But for many other reasons. I’m going out right now to get all ‘tipsy’. Let’s see if I don’t fuck up.
Also I have more stories, but those will wait for tomorrow.
Love, Alan
who loves Brynn.
sometimes.
It didn’t hurt that much. I guess I’m just ALL THAT IS MAN.
OK it hurt a little. And I wish she was there to hold my hand. Actually, I just want to hold Brynn’s hand all the time. But she don’t buy my love.
Alan just txted me and is on his way to get an equal sign tattooed on his forearm. I am excited/nervous for him, mainly because I’ve always wanted to get two black bars done on my left forearm*, just below the bend and also the fact that it’s going to hurt like hell.
* I later decided against it when I got my “waves” or “squiggly lines” on my back done.
I have yet to ever experience the joy of falling over and over again on my ass in the freezing cold snow. I have never surfed, skied, nor skateboarded.
Snowboarding tomorrow for my sister’s birthday should be a blast. And if I can find my camera, I’ll try to video it even though it will most likely be of me sitting in the snow, cursing the wind.
In about 5 hours Christmas 1 starts and then Christmas 2 with the other part of the family soon follows. I should be getting sleep for the cavalcade of awkward family gathering but I’m up watching Entourage and tumbling. Good call, yeah?
alan
Fuck em.
Also, good luck this holiday season. I myself will be toasted while navigating through a meeting of extended family. All of whom believe me to be the fuck-up of the family. I never call! I never write! If I plan things correctly I can hit both gatherings in under 3 hours and be home by bed-time (bottle time). Which, actually, is all the time. Starting now.

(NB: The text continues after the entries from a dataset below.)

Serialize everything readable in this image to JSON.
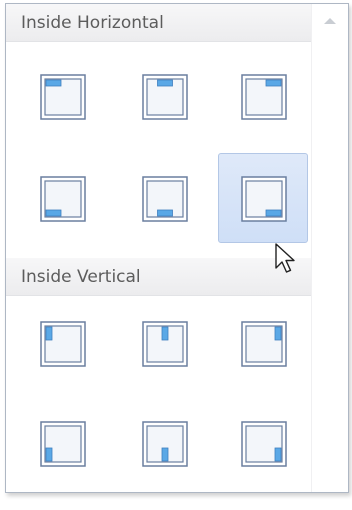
{
  "sections": [
    {
      "title": "Inside Horizontal",
      "items": [
        {
          "name": "inside-horizontal-top-left-icon",
          "kind": "h",
          "pos": "top-left"
        },
        {
          "name": "inside-horizontal-top-center-icon",
          "kind": "h",
          "pos": "top-center"
        },
        {
          "name": "inside-horizontal-top-right-icon",
          "kind": "h",
          "pos": "top-right"
        },
        {
          "name": "inside-horizontal-bottom-left-icon",
          "kind": "h",
          "pos": "bottom-left"
        },
        {
          "name": "inside-horizontal-bottom-center-icon",
          "kind": "h",
          "pos": "bottom-center"
        },
        {
          "name": "inside-horizontal-bottom-right-icon",
          "kind": "h",
          "pos": "bottom-right",
          "selected": true
        }
      ]
    },
    {
      "title": "Inside Vertical",
      "items": [
        {
          "name": "inside-vertical-top-left-icon",
          "kind": "v",
          "pos": "top-left"
        },
        {
          "name": "inside-vertical-top-center-icon",
          "kind": "v",
          "pos": "top-center"
        },
        {
          "name": "inside-vertical-top-right-icon",
          "kind": "v",
          "pos": "top-right"
        },
        {
          "name": "inside-vertical-bottom-left-icon",
          "kind": "v",
          "pos": "bottom-left"
        },
        {
          "name": "inside-vertical-bottom-center-icon",
          "kind": "v",
          "pos": "bottom-center"
        },
        {
          "name": "inside-vertical-bottom-right-icon",
          "kind": "v",
          "pos": "bottom-right"
        }
      ]
    }
  ],
  "colors": {
    "frame": "#6a7f9f",
    "frame_fill": "#f3f6fa",
    "marker": "#5aa8e6",
    "selection": "#cfdff7"
  }
}
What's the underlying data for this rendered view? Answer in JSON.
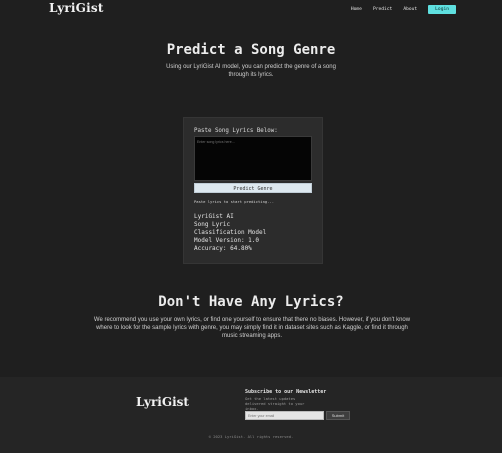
{
  "nav": {
    "logo": "LyriGist",
    "links": [
      "Home",
      "Predict",
      "About"
    ],
    "login": "Login"
  },
  "hero": {
    "title": "Predict a Song Genre",
    "subtitle": "Using our LyriGist AI model, you can predict the genre of a song through its lyrics."
  },
  "predict_card": {
    "label": "Paste Song Lyrics Below:",
    "placeholder": "Enter song lyrics here...",
    "button": "Predict Genre",
    "status": "Paste lyrics to start predicting...",
    "model_name": "LyriGist AI",
    "model_desc_1": "Song Lyric",
    "model_desc_2": "Classification Model",
    "model_version": "Model Version: 1.0",
    "accuracy": "Accuracy: 64.80%"
  },
  "no_lyrics": {
    "title": "Don't Have Any Lyrics?",
    "text": "We recommend you use your own lyrics, or find one yourself to ensure that there no biases. However, if you don't know where to look for the sample lyrics with genre, you may simply find it in dataset sites such as Kaggle, or find it through music streaming apps."
  },
  "footer": {
    "logo": "LyriGist",
    "newsletter_title": "Subscribe to our Newsletter",
    "newsletter_desc": "Get the latest updates delivered straight to your inbox.",
    "email_placeholder": "Enter your email",
    "submit": "Submit",
    "copyright": "© 2023 LyriGist. All rights reserved."
  },
  "colors": {
    "background": "#1f1f1f",
    "accent": "#5fe0e0",
    "card": "#2c2c2c"
  }
}
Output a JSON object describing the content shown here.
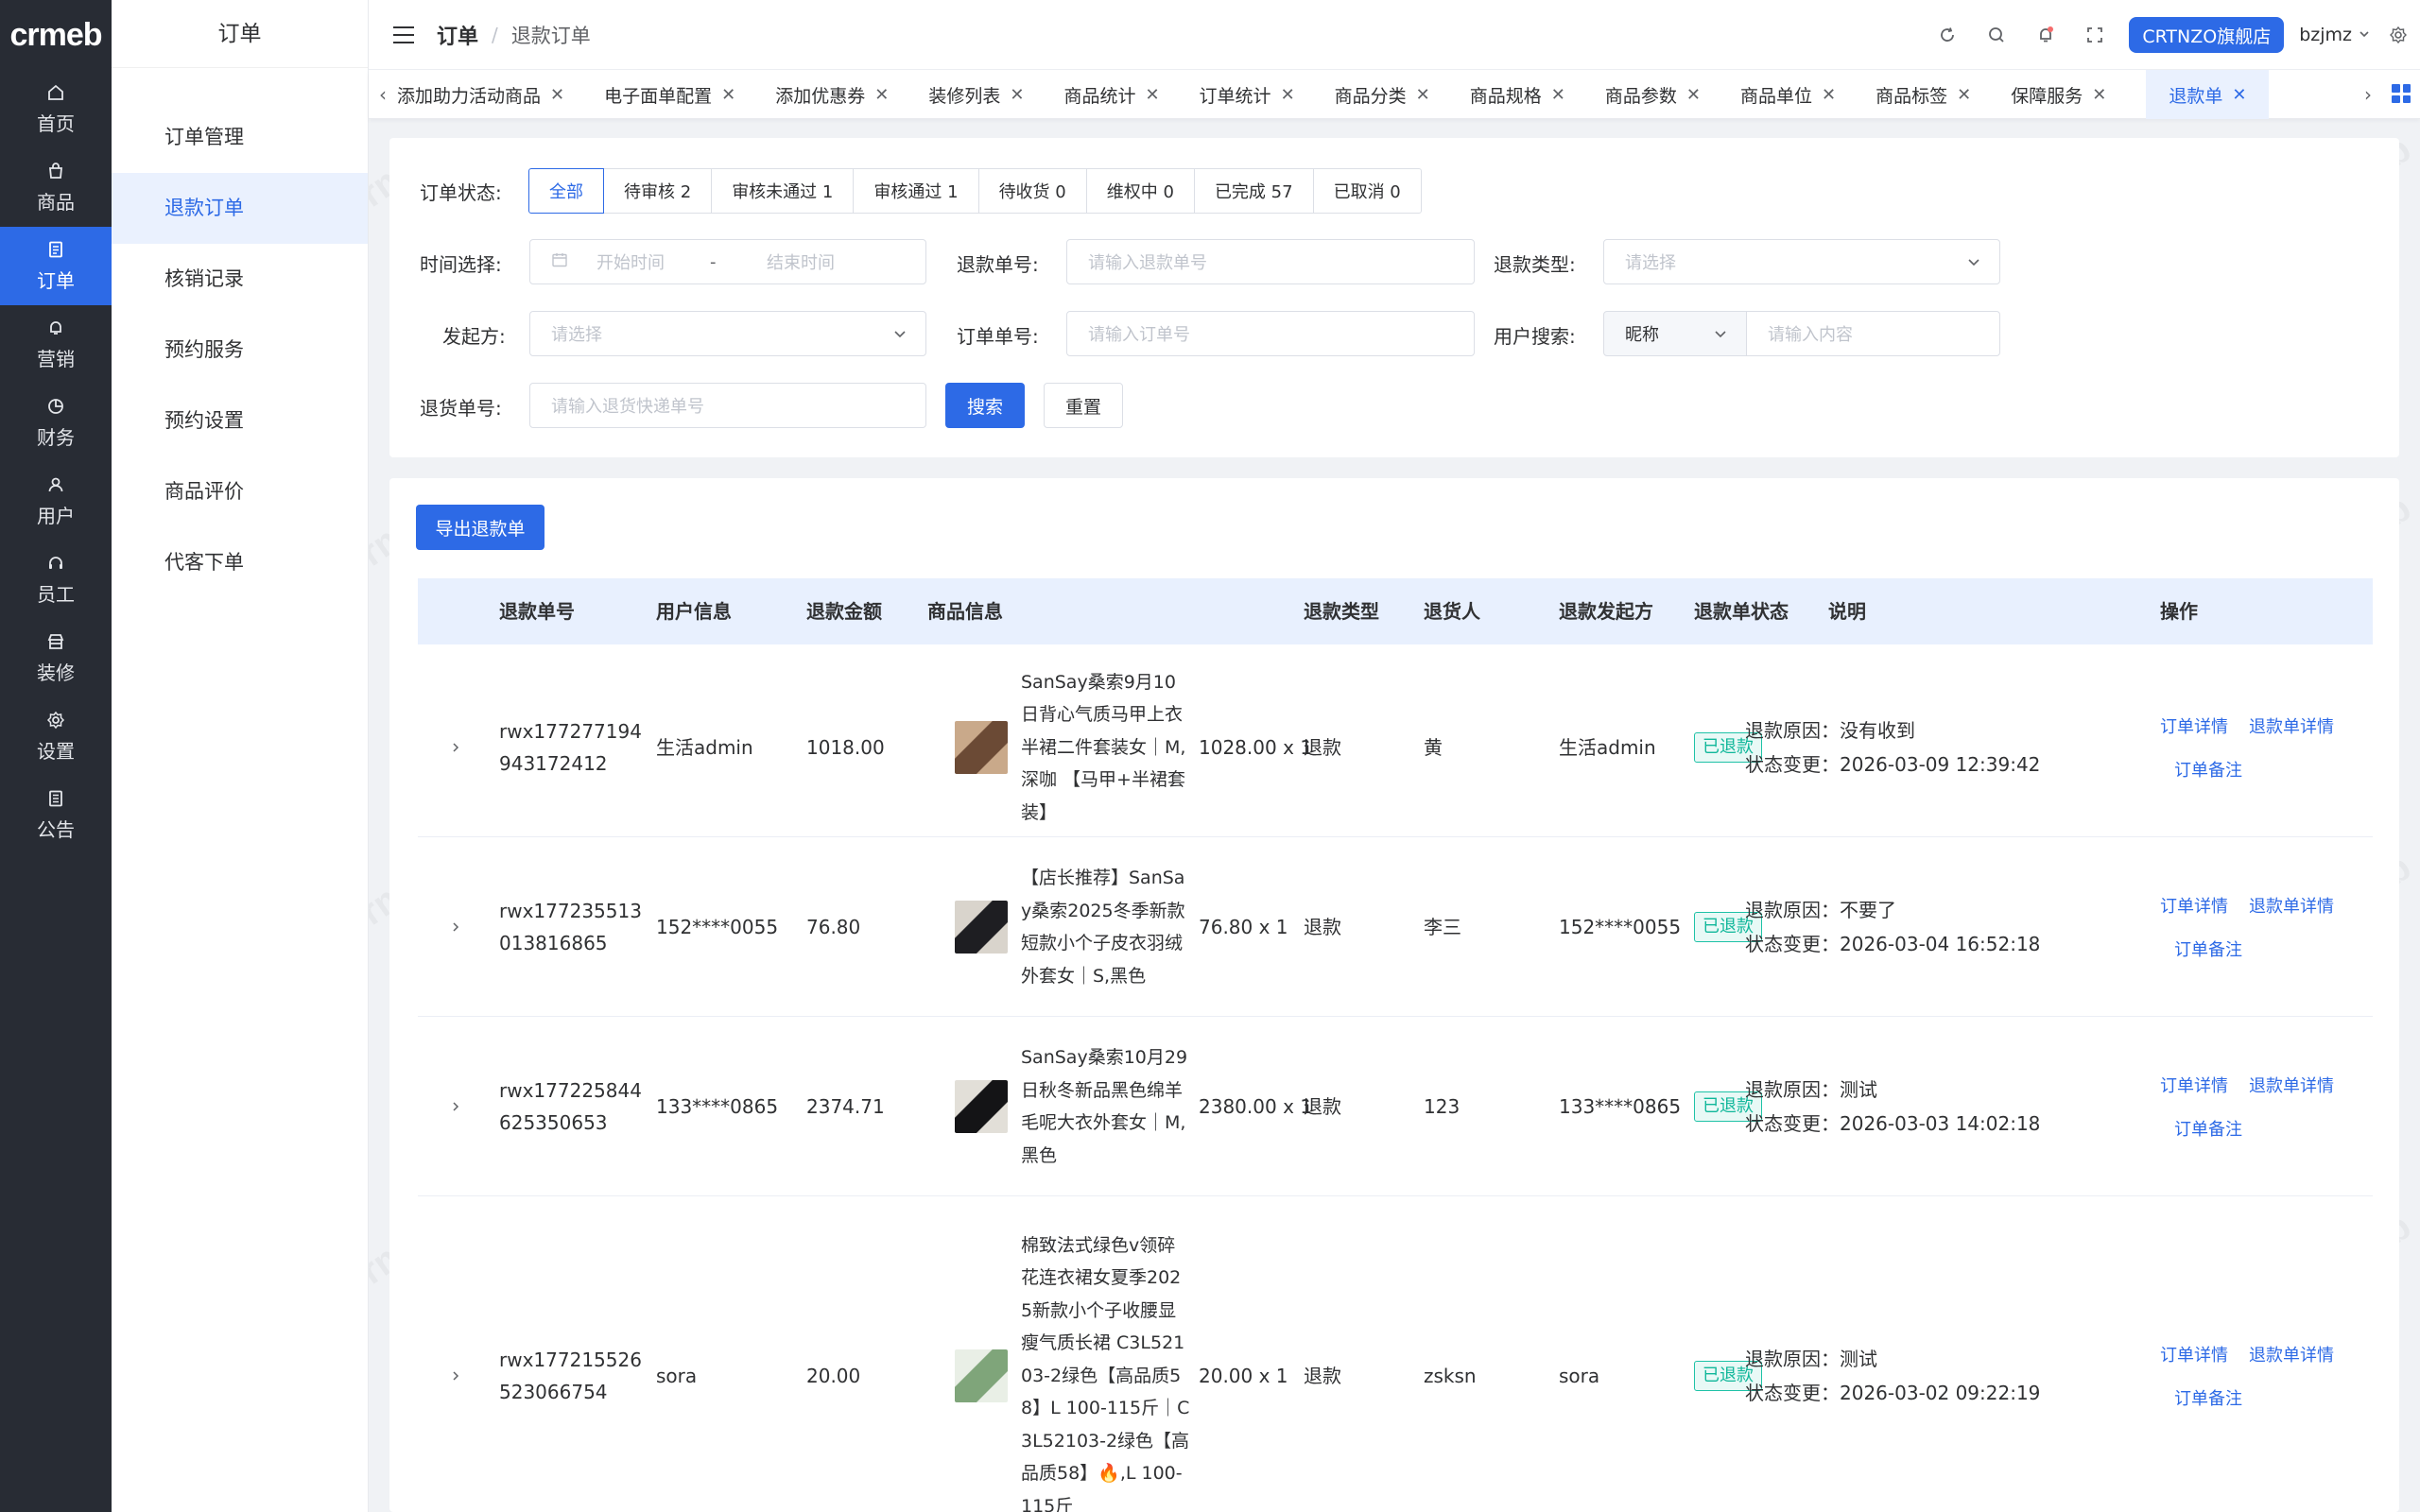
{
  "brand": {
    "logo": "crmeb"
  },
  "rail": [
    {
      "label": "首页",
      "icon": "home-icon"
    },
    {
      "label": "商品",
      "icon": "bag-icon"
    },
    {
      "label": "订单",
      "icon": "document-icon"
    },
    {
      "label": "营销",
      "icon": "bell-icon"
    },
    {
      "label": "财务",
      "icon": "pie-chart-icon"
    },
    {
      "label": "用户",
      "icon": "user-icon"
    },
    {
      "label": "员工",
      "icon": "headset-icon"
    },
    {
      "label": "装修",
      "icon": "store-icon"
    },
    {
      "label": "设置",
      "icon": "gear-icon"
    },
    {
      "label": "公告",
      "icon": "notice-icon"
    }
  ],
  "submenu": {
    "title": "订单",
    "items": [
      "订单管理",
      "退款订单",
      "核销记录",
      "预约服务",
      "预约设置",
      "商品评价",
      "代客下单"
    ]
  },
  "header": {
    "crumb_main": "订单",
    "crumb_sep": "/",
    "crumb_sub": "退款订单",
    "shop_button": "CRTNZO旗舰店",
    "user": "bzjmz"
  },
  "tags": [
    "添加助力活动商品",
    "电子面单配置",
    "添加优惠券",
    "装修列表",
    "商品统计",
    "订单统计",
    "商品分类",
    "商品规格",
    "商品参数",
    "商品单位",
    "商品标签",
    "保障服务",
    "退款单"
  ],
  "filters": {
    "status_label": "订单状态:",
    "status_tabs": [
      "全部",
      "待审核 2",
      "审核未通过 1",
      "审核通过 1",
      "待收货 0",
      "维权中 0",
      "已完成 57",
      "已取消 0"
    ],
    "time_label": "时间选择:",
    "time_start": "开始时间",
    "time_dash": "-",
    "time_end": "结束时间",
    "refund_no_label": "退款单号:",
    "refund_no_ph": "请输入退款单号",
    "refund_type_label": "退款类型:",
    "refund_type_ph": "请选择",
    "initiator_label": "发起方:",
    "initiator_ph": "请选择",
    "order_no_label": "订单单号:",
    "order_no_ph": "请输入订单号",
    "user_search_label": "用户搜索:",
    "user_search_field": "昵称",
    "user_search_ph": "请输入内容",
    "return_no_label": "退货单号:",
    "return_no_ph": "请输入退货快递单号",
    "search_btn": "搜索",
    "reset_btn": "重置"
  },
  "export_btn": "导出退款单",
  "table": {
    "headers": [
      "退款单号",
      "用户信息",
      "退款金额",
      "商品信息",
      "退款类型",
      "退货人",
      "退款发起方",
      "退款单状态",
      "说明",
      "操作"
    ],
    "ops": [
      "订单详情",
      "退款单详情",
      "订单备注"
    ],
    "rows": [
      {
        "refund_no_1": "rwx177277194",
        "refund_no_2": "943172412",
        "user": "生活admin",
        "amount": "1018.00",
        "product": "SanSay桑索9月10日背心气质马甲上衣半裙二件套装女｜M,深咖 【马甲+半裙套装】",
        "price_qty": "1028.00 x 1",
        "type": "退款",
        "returner": "黄",
        "initiator": "生活admin",
        "status": "已退款",
        "reason": "退款原因：没有收到",
        "changed": "状态变更：2026-03-09 12:39:42"
      },
      {
        "refund_no_1": "rwx177235513",
        "refund_no_2": "013816865",
        "user": "152****0055",
        "amount": "76.80",
        "product": "【店长推荐】SanSay桑索2025冬季新款短款小个子皮衣羽绒外套女｜S,黑色",
        "price_qty": "76.80 x 1",
        "type": "退款",
        "returner": "李三",
        "initiator": "152****0055",
        "status": "已退款",
        "reason": "退款原因：不要了",
        "changed": "状态变更：2026-03-04 16:52:18"
      },
      {
        "refund_no_1": "rwx177225844",
        "refund_no_2": "625350653",
        "user": "133****0865",
        "amount": "2374.71",
        "product": "SanSay桑索10月29日秋冬新品黑色绵羊毛呢大衣外套女｜M,黑色",
        "price_qty": "2380.00 x 1",
        "type": "退款",
        "returner": "123",
        "initiator": "133****0865",
        "status": "已退款",
        "reason": "退款原因：测试",
        "changed": "状态变更：2026-03-03 14:02:18"
      },
      {
        "refund_no_1": "rwx177215526",
        "refund_no_2": "523066754",
        "user": "sora",
        "amount": "20.00",
        "product": "棉致法式绿色v领碎花连衣裙女夏季2025新款小个子收腰显瘦气质长裙 C3L52103-2绿色【高品质58】L 100-115斤｜C3L52103-2绿色【高品质58】🔥,L 100-115斤",
        "price_qty": "20.00 x 1",
        "type": "退款",
        "returner": "zsksn",
        "initiator": "sora",
        "status": "已退款",
        "reason": "退款原因：测试",
        "changed": "状态变更：2026-03-02 09:22:19"
      }
    ]
  },
  "colors": {
    "primary": "#2d6ae6",
    "rail_bg": "#282c34",
    "success": "#10b79a"
  }
}
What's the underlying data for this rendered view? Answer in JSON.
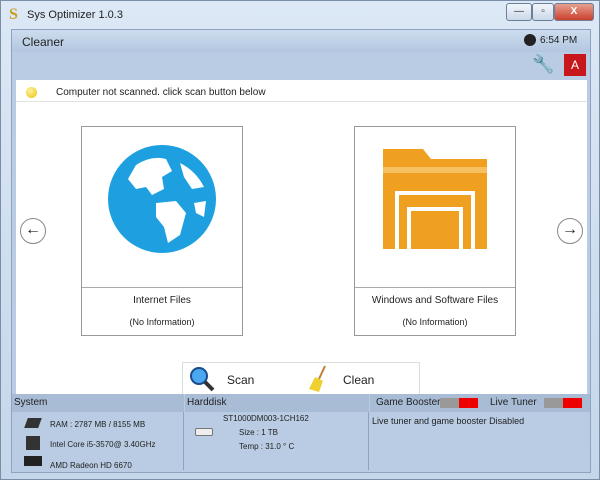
{
  "window": {
    "title": "Sys Optimizer 1.0.3",
    "app_icon": "S",
    "controls": {
      "minimize": "—",
      "maximize": "▫",
      "close": "X"
    }
  },
  "header": {
    "section": "Cleaner",
    "time": "6:54 PM",
    "clock_icon": "clock-icon",
    "tools_icon": "wrench-icon",
    "account_button": "A",
    "account_color": "#c8161d"
  },
  "status": {
    "text": "Computer not scanned. click scan button below",
    "indicator_color": "#e8c000"
  },
  "cards": [
    {
      "title": "Internet Files",
      "subtitle": "(No Information)",
      "icon": "globe-icon",
      "color": "#1ea0e0"
    },
    {
      "title": "Windows and Software Files",
      "subtitle": "(No Information)",
      "icon": "folder-icon",
      "color": "#f0a020"
    }
  ],
  "nav": {
    "prev": "←",
    "next": "→"
  },
  "actions": {
    "scan": "Scan",
    "clean": "Clean"
  },
  "info": {
    "system": {
      "heading": "System",
      "ram": "RAM : 2787 MB / 8155 MB",
      "cpu": "Intel Core i5-3570@ 3.40GHz",
      "gpu": "AMD Radeon HD 6670"
    },
    "harddisk": {
      "heading": "Harddisk",
      "model": "ST1000DM003-1CH162",
      "size": "Size : 1 TB",
      "temp": "Temp : 31.0 ° C"
    },
    "boost": {
      "game_booster": "Game Booster",
      "live_tuner": "Live Tuner",
      "game_booster_on": false,
      "live_tuner_on": false,
      "message": "Live tuner and game booster Disabled"
    }
  }
}
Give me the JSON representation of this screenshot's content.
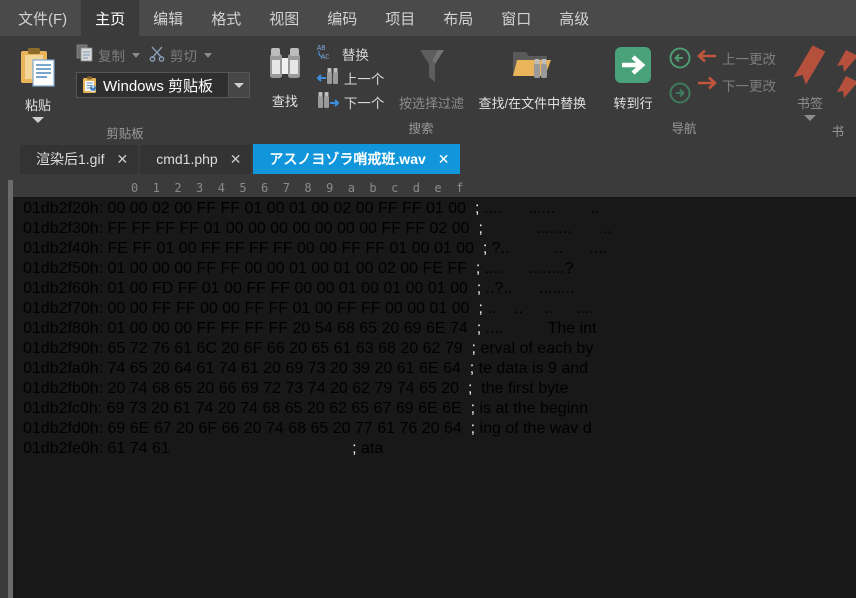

Good luck everyone! I love you.
ALAN!!!!!!!!!!1111
It’s almost Christmas time and you know what that means. Family. Wes Anderson’s commercial for The Royal Tenenbaums stated, “Family isn’t a word, it’s a sentence.” I couldn’t agree more. You love them by default, but you just can’t be in the same room with them. Don’t worry, the feeling’s universal.
For this Christmas, all of my family including my sister’s family of four kids are coming, along with my aunt’s family of five. The total number of people occupying our house? 15. “Have a holly incredibly jolly overcrowded Christmas…”
I can guarantee you the first comment made when everyone arrives is, “What’s that on your…is that a lip piercing? You got your lip pierced?!” My cousin Kelly will approve while my aunt will ask my mom for details like, “Did you know she was getting it done? How do you feel about it? Oh I could never do that.” My uncle will stare at it in fascination and my sister’s Mormon family will continue to shake their heads in disapproval in the corner of the room while whispering, “Auntie Brynn is a bad aunt. Do the opposite of everything she does.”
This, of course, is only the grand opening. It may be considered as “e pluribus unum.” I know my family isn’t the only one like this so I wish you good luck in holding your own tongue and temper while keeping a smile on your face. Merry Christmas and Happy Holidays.